Selon The Information, sur l’encapsulation avancée et la mémoire, NVIDIA a signé en juillet 2026 un accord pluriannuel d’une valeur de 1,5 milliard de dollars avec Amkor Technology pour soutenir l’expansion des capacités d’encapsulation et de test de semi-conducteurs avancés en Arizona (États-Unis) ;
Le même mois, elle a conclu un accord global de 500 milliards de dollars avec le groupe SK, couvrant un développement conjoint avec SK hynix de la prochaine génération de mémoire IA (incluant HBM) et la planification de la construction en Corée d’une usine d’IA Vera Rubin d’une capacité de 2 GW.
Concernant les capacités de fonderie, NVIDIA a déjà réservé 63 % de la capacité d’encapsulation avancée CoWoS-L de TSMC pour 2026 et 52 % pour 2027, forçant ainsi les concurrents en GPU et ASIC à se tourner vers d’autres fournisseurs, avec un risque potentiel de rendement associé à ces alternatives.
Du côté de l’interconnexion optique, à mesure que les infrastructures réseaux IA migrent du cuivre vers la fibre optique, NVIDIA a signé des accords stratégiques pluriannuels avec Lumentum et Coherent, investissant chacun 2 milliards de dollars dans la R&D et la fabrication domestique américaine, et obtenant un accès prioritaire aux futures capacités en composants laser avancés ;
En parallèle, un accord commercial et technique à long terme a été signé avec Corning afin d’élargir la fabrication sur le sol américain de solutions de connexion optique de pointe.
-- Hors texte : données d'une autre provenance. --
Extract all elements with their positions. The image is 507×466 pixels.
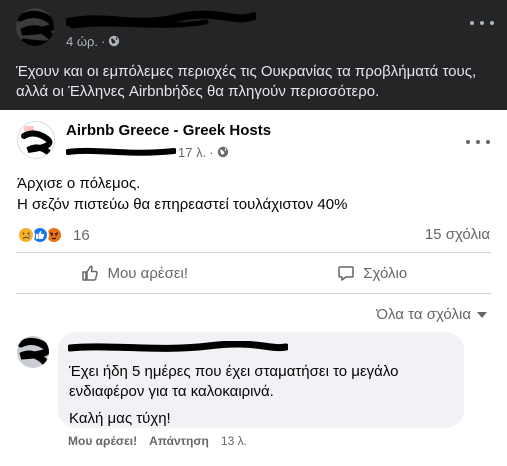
- separator-dot: ·: [209, 144, 214, 160]
- comment-actions: Μου αρέσει! Απάντηση 13 λ.: [68, 434, 247, 448]
- sad-reaction-icon: [17, 226, 35, 244]
- post-time-row: 4 ώρ. ·: [66, 33, 120, 49]
- globe-icon: [108, 35, 120, 47]
- like-button-label: Μου αρέσει!: [107, 264, 189, 282]
- chevron-down-icon: [477, 311, 487, 318]
- shared-post-card[interactable]: Airbnb Greece - Greek Hosts 17 λ. · Άρχι…: [0, 110, 507, 466]
- shared-post-text: Άρχισε ο πόλεμος. Η σεζόν πιστεύω θα επη…: [17, 173, 497, 215]
- comment-text: Έχει ήδη 5 ημέρες που έχει σταματήσει το…: [69, 363, 399, 400]
- like-button[interactable]: Μου αρέσει!: [16, 257, 254, 289]
- comments-filter[interactable]: Όλα τα σχόλια: [376, 306, 487, 323]
- divider: [16, 252, 491, 253]
- comment-text: Καλή μας τύχη!: [69, 410, 171, 427]
- reactions-count: 16: [73, 226, 90, 244]
- page-avatar[interactable]: [17, 121, 55, 159]
- comment-timestamp[interactable]: 13 λ.: [221, 434, 247, 448]
- more-options-icon[interactable]: [466, 137, 490, 147]
- shared-timestamp[interactable]: 17 λ.: [178, 145, 206, 160]
- commenter-avatar[interactable]: [17, 336, 49, 368]
- author-avatar[interactable]: [16, 8, 54, 46]
- comment-icon: [338, 266, 354, 281]
- author-name-redacted[interactable]: [66, 10, 256, 32]
- reactions-summary[interactable]: 16: [17, 224, 90, 246]
- comment-button-label: Σχόλιο: [363, 264, 408, 282]
- more-options-icon[interactable]: [470, 18, 494, 28]
- shared-post-header: Airbnb Greece - Greek Hosts 17 λ. ·: [0, 110, 507, 162]
- post-text: Έχουν και οι εμπόλεμες περιοχές τις Ουκρ…: [16, 63, 477, 100]
- globe-icon: [217, 146, 229, 158]
- divider: [16, 293, 491, 294]
- shared-text-line: Η σεζόν πιστεύω θα επηρεαστεί τουλάχιστο…: [17, 196, 348, 213]
- shared-time-row: 17 λ. ·: [178, 144, 229, 160]
- commenter-name-redacted[interactable]: [68, 341, 288, 355]
- post-action-bar: Μου αρέσει! Σχόλιο: [16, 257, 491, 289]
- shared-text-line: Άρχισε ο πόλεμος.: [17, 175, 141, 192]
- comments-count-link[interactable]: 15 σχόλια: [425, 226, 490, 243]
- comment-bubble: Έχει ήδη 5 ημέρες που έχει σταματήσει το…: [58, 332, 464, 428]
- comment-reply-button[interactable]: Απάντηση: [149, 434, 209, 448]
- group-author-redacted[interactable]: [66, 146, 176, 158]
- comment-like-button[interactable]: Μου αρέσει!: [68, 434, 137, 448]
- comment-button[interactable]: Σχόλιο: [254, 257, 492, 289]
- post-timestamp[interactable]: 4 ώρ.: [66, 34, 98, 49]
- post-header: 4 ώρ. ·: [0, 0, 507, 58]
- thumbs-up-icon: [82, 265, 99, 281]
- redaction-scribble: [16, 11, 54, 46]
- separator-dot: ·: [101, 33, 106, 49]
- page-name[interactable]: Airbnb Greece - Greek Hosts: [66, 122, 271, 139]
- comments-filter-label: Όλα τα σχόλια: [376, 306, 471, 323]
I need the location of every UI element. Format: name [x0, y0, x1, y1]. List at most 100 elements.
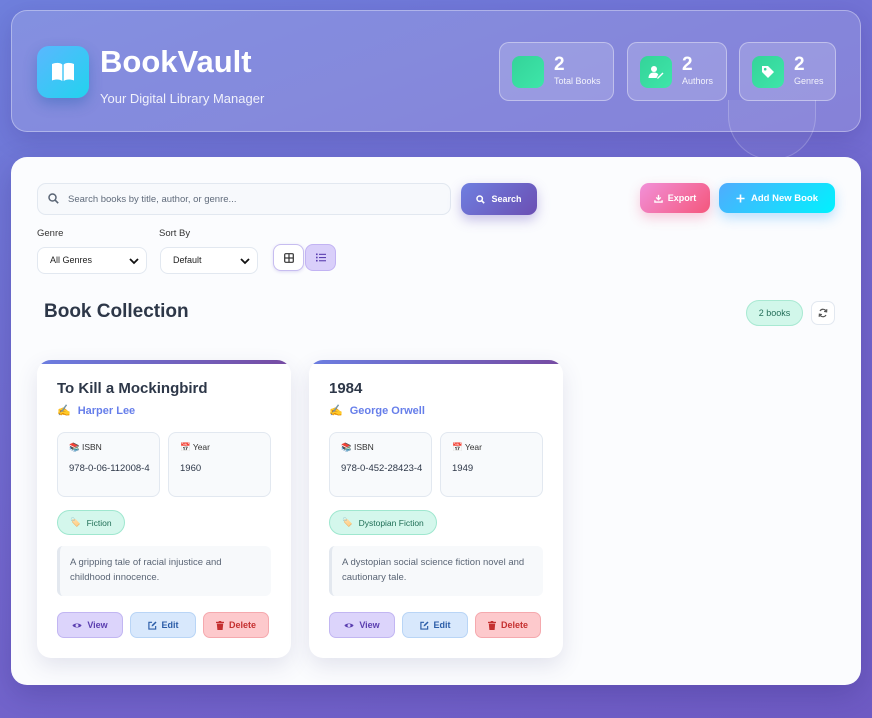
- genre-label: Dystopian Fiction: [358, 517, 424, 528]
- view-button-label: View: [359, 620, 380, 630]
- view-button-label: View: [87, 620, 108, 630]
- card-accent-bar: [309, 360, 563, 364]
- grid-view-button[interactable]: [273, 244, 304, 271]
- year-box: 📅 Year 1949: [440, 432, 543, 497]
- stat-label: Authors: [682, 76, 714, 86]
- view-button[interactable]: View: [329, 612, 395, 638]
- grid-icon: [283, 252, 294, 263]
- stat-label: Genres: [794, 76, 824, 86]
- genre-select-value: All Genres: [50, 255, 93, 265]
- user-edit-icon: [640, 56, 672, 88]
- sort-select[interactable]: Default: [160, 247, 258, 274]
- book-author: ✍️ George Orwell: [329, 404, 425, 417]
- export-button[interactable]: Export: [640, 183, 710, 213]
- stat-label: Total Books: [554, 76, 601, 86]
- book-card: 1984 ✍️ George Orwell 📚 ISBN 978-0-452-28…: [309, 360, 563, 658]
- genre-label: Fiction: [86, 517, 112, 528]
- calendar-icon: 📅: [452, 442, 463, 452]
- refresh-button[interactable]: [811, 301, 835, 325]
- book-author-name: George Orwell: [349, 405, 425, 417]
- collection-title: Book Collection: [44, 301, 189, 322]
- edit-icon: [147, 620, 157, 630]
- refresh-icon: [818, 308, 828, 318]
- download-icon: [653, 194, 663, 203]
- edit-button[interactable]: Edit: [402, 612, 468, 638]
- isbn-box: 📚 ISBN 978-0-06-112008-4: [57, 432, 160, 497]
- book-title: To Kill a Mockingbird: [57, 380, 208, 397]
- stat-value: 2: [682, 54, 693, 75]
- edit-button-label: Edit: [433, 620, 451, 630]
- isbn-header: 📚 ISBN: [341, 442, 374, 453]
- delete-button[interactable]: Delete: [203, 612, 269, 638]
- add-new-book-label: Add New Book: [750, 192, 819, 204]
- book-description: A dystopian social science fiction novel…: [329, 546, 543, 596]
- search-icon: [48, 193, 59, 204]
- card-accent-bar: [37, 360, 291, 364]
- year-header: 📅 Year: [180, 442, 210, 453]
- edit-icon: [419, 620, 429, 630]
- year-value: 1960: [180, 463, 202, 474]
- isbn-value: 978-0-06-112008-4: [69, 463, 150, 474]
- view-button[interactable]: View: [57, 612, 123, 638]
- list-icon: [315, 253, 326, 262]
- plus-icon: [736, 193, 745, 203]
- search-button-label: Search: [491, 194, 522, 204]
- books-icon: 📚: [69, 442, 80, 452]
- isbn-box: 📚 ISBN 978-0-452-28423-4: [329, 432, 432, 497]
- blank-icon: [512, 56, 544, 88]
- trash-icon: [487, 620, 496, 630]
- delete-button[interactable]: Delete: [475, 612, 541, 638]
- books-icon: 📚: [341, 442, 352, 452]
- sort-select-value: Default: [173, 255, 202, 265]
- trash-icon: [215, 620, 224, 630]
- year-value: 1949: [452, 463, 474, 474]
- add-new-book-button[interactable]: Add New Book: [719, 183, 835, 213]
- year-header: 📅 Year: [452, 442, 482, 453]
- stat-genres: 2 Genres: [739, 42, 836, 101]
- edit-button[interactable]: Edit: [130, 612, 196, 638]
- year-label: Year: [464, 442, 482, 452]
- book-count-badge: 2 books: [746, 300, 803, 326]
- isbn-label: ISBN: [81, 442, 102, 452]
- calendar-icon: 📅: [180, 442, 191, 452]
- delete-button-label: Delete: [500, 620, 528, 630]
- isbn-label: ISBN: [353, 442, 374, 452]
- stat-authors: 2 Authors: [627, 42, 727, 101]
- edit-button-label: Edit: [161, 620, 179, 630]
- main-panel: Search Export Add New Book Genre All Gen…: [11, 157, 861, 685]
- delete-button-label: Delete: [228, 620, 256, 630]
- book-logo-icon: [37, 46, 89, 98]
- decorative-orb: [728, 100, 816, 160]
- app-subtitle: Your Digital Library Manager: [100, 91, 265, 106]
- chevron-down-icon: [129, 258, 139, 265]
- search-icon: [476, 194, 486, 204]
- genre-badge: 🏷️ Fiction: [57, 510, 125, 535]
- list-view-button[interactable]: [305, 244, 336, 271]
- tag-icon: [752, 56, 784, 88]
- eye-icon: [72, 623, 82, 627]
- app-title: BookVault: [100, 44, 252, 79]
- search-input[interactable]: [68, 184, 446, 214]
- writing-hand-icon: ✍️: [329, 405, 343, 417]
- year-label: Year: [192, 442, 210, 452]
- book-author-name: Harper Lee: [77, 405, 136, 417]
- search-field[interactable]: [37, 183, 451, 215]
- tag-icon: 🏷️: [70, 517, 81, 527]
- genre-badge: 🏷️ Dystopian Fiction: [329, 510, 437, 535]
- book-card: To Kill a Mockingbird ✍️ Harper Lee 📚 ISB…: [37, 360, 291, 658]
- book-author: ✍️ Harper Lee: [57, 404, 135, 417]
- isbn-value: 978-0-452-28423-4: [341, 463, 423, 474]
- genre-select[interactable]: All Genres: [37, 247, 147, 274]
- isbn-header: 📚 ISBN: [69, 442, 102, 453]
- stat-value: 2: [794, 54, 805, 75]
- writing-hand-icon: ✍️: [57, 405, 71, 417]
- tag-icon: 🏷️: [342, 517, 353, 527]
- search-button[interactable]: Search: [461, 183, 537, 215]
- book-description: A gripping tale of racial injustice and …: [57, 546, 271, 596]
- chevron-down-icon: [240, 258, 250, 265]
- stat-value: 2: [554, 54, 565, 75]
- year-box: 📅 Year 1960: [168, 432, 271, 497]
- stat-total-books: 2 Total Books: [499, 42, 614, 101]
- sort-filter-label: Sort By: [159, 228, 191, 239]
- eye-icon: [344, 623, 354, 627]
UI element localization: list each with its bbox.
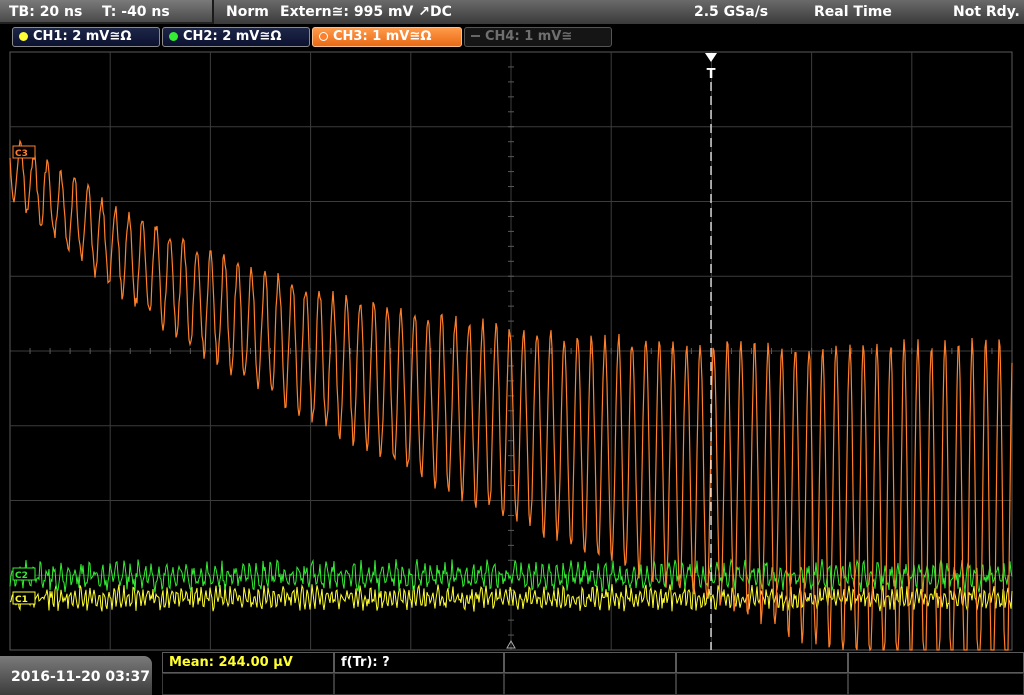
channel-tab-ch4[interactable]: CH4: 1 mV≅ xyxy=(464,27,612,47)
channel-tab-ch3[interactable]: CH3: 1 mV≅Ω xyxy=(312,27,462,47)
channel-bar: CH1: 2 mV≅Ω CH2: 2 mV≅Ω CH3: 1 mV≅Ω CH4:… xyxy=(0,24,1024,50)
ch3-marker-text: C3 xyxy=(15,149,28,159)
ch3-label: CH3: 1 mV≅Ω xyxy=(333,29,432,44)
measurement-slot-8[interactable] xyxy=(504,673,676,695)
frequency-measurement-label: f(Tr): ? xyxy=(341,655,390,670)
frequency-measurement[interactable]: f(Tr): ? xyxy=(334,652,504,673)
measurement-slot-10[interactable] xyxy=(848,673,1024,695)
trigger-mode-label[interactable]: Norm xyxy=(226,3,269,21)
measurement-slot-4[interactable] xyxy=(676,652,848,673)
ch2-level-marker[interactable]: C2 xyxy=(12,567,36,581)
ch4-label: CH4: 1 mV≅ xyxy=(485,29,573,44)
ch1-marker-text: C1 xyxy=(15,595,28,605)
trigger-position-arrow-icon[interactable] xyxy=(705,53,717,62)
date-time-box: 2016-11-20 03:37 xyxy=(0,656,152,695)
sample-rate-label[interactable]: 2.5 GSa/s xyxy=(694,3,768,21)
ch1-dot-icon xyxy=(19,32,28,41)
trigger-offset-label[interactable]: T: -40 ns xyxy=(102,3,170,21)
waveform-display[interactable]: T C3 C2 C1 xyxy=(0,50,1024,652)
mean-measurement-label: Mean: 244.00 µV xyxy=(169,655,293,670)
timebase-box[interactable]: TB: 20 ns T: -40 ns xyxy=(0,0,214,24)
date-time-label: 2016-11-20 03:37 xyxy=(11,669,150,685)
ch4-dash-icon xyxy=(471,35,480,37)
channel-tab-ch1[interactable]: CH1: 2 mV≅Ω xyxy=(12,27,160,47)
measurement-slot-6[interactable] xyxy=(162,673,334,695)
channel-tab-ch2[interactable]: CH2: 2 mV≅Ω xyxy=(162,27,310,47)
acquisition-state-label: Not Rdy. xyxy=(953,4,1020,20)
ch3-level-marker[interactable]: C3 xyxy=(12,145,36,159)
acquisition-mode-label[interactable]: Real Time xyxy=(814,3,892,21)
ch3-dot-icon xyxy=(319,32,328,41)
ch2-marker-text: C2 xyxy=(15,571,28,581)
measurement-slot-3[interactable] xyxy=(504,652,676,673)
trigger-marker-label: T xyxy=(707,67,716,82)
measurement-bar: 2016-11-20 03:37 Mean: 244.00 µV f(Tr): … xyxy=(0,652,1024,695)
ch1-label: CH1: 2 mV≅Ω xyxy=(33,29,132,44)
trigger-source-label[interactable]: Extern≅: 995 mV ↗DC xyxy=(280,3,452,21)
ch1-level-marker[interactable]: C1 xyxy=(12,591,36,605)
measurement-slot-9[interactable] xyxy=(676,673,848,695)
measurement-slot-5[interactable] xyxy=(848,652,1024,673)
measurement-slot-7[interactable] xyxy=(334,673,504,695)
ch2-dot-icon xyxy=(169,32,178,41)
timebase-label[interactable]: TB: 20 ns xyxy=(9,3,82,21)
mean-measurement[interactable]: Mean: 244.00 µV xyxy=(162,652,334,673)
ch2-label: CH2: 2 mV≅Ω xyxy=(183,29,282,44)
status-bar: TB: 20 ns T: -40 ns Norm Extern≅: 995 mV… xyxy=(0,0,1024,24)
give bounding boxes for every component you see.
Pour l’énergie et le foncier, NVIDIA sécurise les actifs clés en prenant directement des participations dans des développeurs d’infrastructures. Selon Bloomberg, NVIDIA est entrée successivement au capital de Cloverleaf Infrastructure, Lancium et SB Energy, sécurisant ainsi des ressources énergétiques pour s’assurer que ses puces auront des « lieux pour tourner » tout en intégrant l’ensemble stack matériel/logiciel de NVIDIA dès la conception initiale des infrastructures concernées.
NVIDIA a ainsi annoncé, par sa collaboration avec SB Energy et OpenAI, avoir verrouillé le foncier, l’électricité et les capacités constructives du parc technologique PORTS-Pike dans l’Ohio ; le design initial permettra une capacité de 4,25 IT-GW pour une usine IA et l’engagement maximal de paiement de NVIDIA sur le projet s’élève à 105 milliards de dollars, avec un investissement supplémentaire de 1,5 milliard de dollars dans SB Energy.
Par ailleurs, NVIDIA prévoit d’investir un milliard de dollars dans NAVER afin d’étendre la capacité de l’usine IA « GAK Sejong » de 55 MW en 2028 à 200 MW, avec l’ambition à long terme d’atteindre 1 GW d’infrastructure IA souveraine.
D’un point de vue concurrentiel, ce type d’investissement équivaut essentiellement à une stratégie d’intégration. Les géants du cloud et les laboratoires IA combinent généralement plusieurs fournisseurs pour l’achat de puces, d’équipements réseaux et de câbles sur-mesure. Or, en prenant des participations dans les développeurs d’infrastructures, NVIDIA acquiert un levier décisif pour s’assurer que les futures installations soient conçues autour de sa stack technique complète.